Si Barnier ou Dati (pour ne citer que les plus emblématiques) annonçaient ne pas vouloir aller siéger je serais parfaitement scandalisé. Mais Hortefeux, 3eme de liste pour "aider" (ses explications sont convaincantes) je ne vois pas où est le probleme. D'autant plus que si il cede la place au 4eme de liste, ses électeurs ont également voté pour celui là.
Franchement, on serait dans un journal papier, je dirais que c'est une polémique destinée à faire du remplissage
1) non, on n'est pas candidat pour "aider" ou pour se réserver une place au chaud en cas de départ du gouvernement (de même que je suis très choqué par le retour automatique des ex-ministres au Parlement).
2) cet article a été publié dans un journal papier, comme vous dites, et je trouve au contraire pas inintéressant de rappeler - mes confrères l'ont-ils fait ? - que Brice Hortefeux n'est pas le premier à agir ainsi.

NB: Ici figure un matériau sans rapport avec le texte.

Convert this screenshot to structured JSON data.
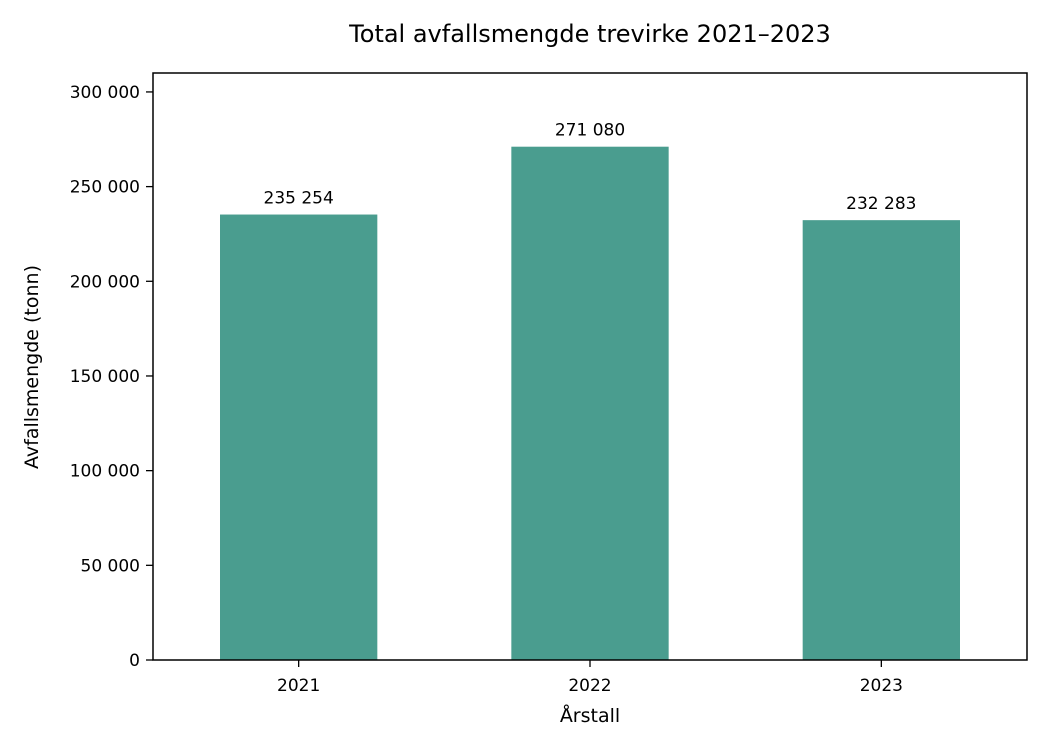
{
  "chart_data": {
    "type": "bar",
    "title": "Total avfallsmengde trevirke 2021–2023",
    "xlabel": "Årstall",
    "ylabel": "Avfallsmengde (tonn)",
    "categories": [
      "2021",
      "2022",
      "2023"
    ],
    "values": [
      235254,
      271080,
      232283
    ],
    "value_labels": [
      "235 254",
      "271 080",
      "232 283"
    ],
    "ylim": [
      0,
      310000
    ],
    "yticks": [
      0,
      50000,
      100000,
      150000,
      200000,
      250000,
      300000
    ],
    "ytick_labels": [
      "0",
      "50 000",
      "100 000",
      "150 000",
      "200 000",
      "250 000",
      "300 000"
    ],
    "bar_color": "#4a9d8f",
    "grid": false,
    "legend": false
  }
}
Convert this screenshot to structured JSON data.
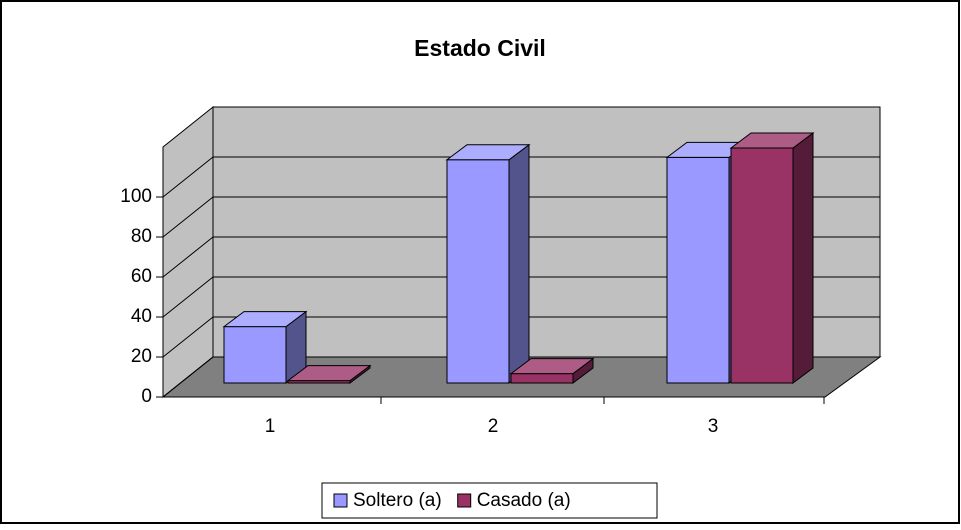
{
  "chart_data": {
    "type": "bar3d",
    "title": "Estado Civil",
    "categories": [
      "1",
      "2",
      "3"
    ],
    "series": [
      {
        "name": "Soltero (a)",
        "color": "#9999ff",
        "values": [
          24,
          95,
          96
        ]
      },
      {
        "name": "Casado (a)",
        "color": "#993366",
        "values": [
          1,
          4,
          100
        ]
      }
    ],
    "ylim": [
      0,
      100
    ],
    "yticks": [
      0,
      20,
      40,
      60,
      80,
      100
    ],
    "grid": true,
    "legend": "bottom"
  }
}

Quelle culture politique !
Mais ou va-t-il trouver toutes ces précisions !
Flo,
Un élu, même "par surprise", se doit d'assumer la mission qui lui échoit. Pour les présentes élections, c'est un cas d'école - et merci à Laurent de Boissieu pour l'historique et la mise en perspective - mais on ne transige pas avec la voix du peuple. Inutile d'invoquer la théorie du mandat impératif pour démontrer qu'en démocratie le peuple règne.
Concernant le couple Barnier-Dati, si on songe à l'indigence du gouvernement auquel ils ont appartenu, on est en droit de s'étonner du fait que Hortefeux n'ait pas été séduit par Bruxelles... Car il est clair que les ministres sont des bulles médiatiques auxquels il ne reste que le mot (à défaut de la chose) - les commandes étant aux mains des Guéant et Guaino.
Hortefeux manque de probité. Comme pour le passage en force du traité réformateur par les élites, je note son mépris à l'égard du peuple. Quant aux raisons tendant à justifier le maintien au gouvernement de l''élu malgré lui" (Fessoz), elles sont fallacieuses et risibles. On éconduit Pérol mais on ne peut se passer de la qualité de Hortefeux dans le contexte de la crise financière... balivernes! songez que les cimetières eux aussi sont remplis de gens irremplaçables.
Pour le verbe, c'est Guaino, mais pour l'action, c'est effectivement Guéant.
Par ailleurs, puisque je l'apprécie beaucoup, je me permets ce petit rectificatif : c'est Françoise Fressoz (et non Fessoz).
Absolument.
J'irai plus loin: le verbe de Guaino s'est fait performatif (c'est pourquoi je parle de pouvoir car l'action politique a pu se réaliser au terme du stade de la formulation). Reste que s'il est évident que ce sont les textes de Guaino sur la grandeur de la France et l'exaltation de la nation qui ont permis l'élection de l'actuel président, un Sarkozy libéral n'aura pas dépassé 5%. Je vous renvoie aux papiers d'E. Zemmour, remarquables à ce sujet et qui démontrent la "duplicité" idéologique de Sarkozy durant la campagne et qui n'a pas cessé.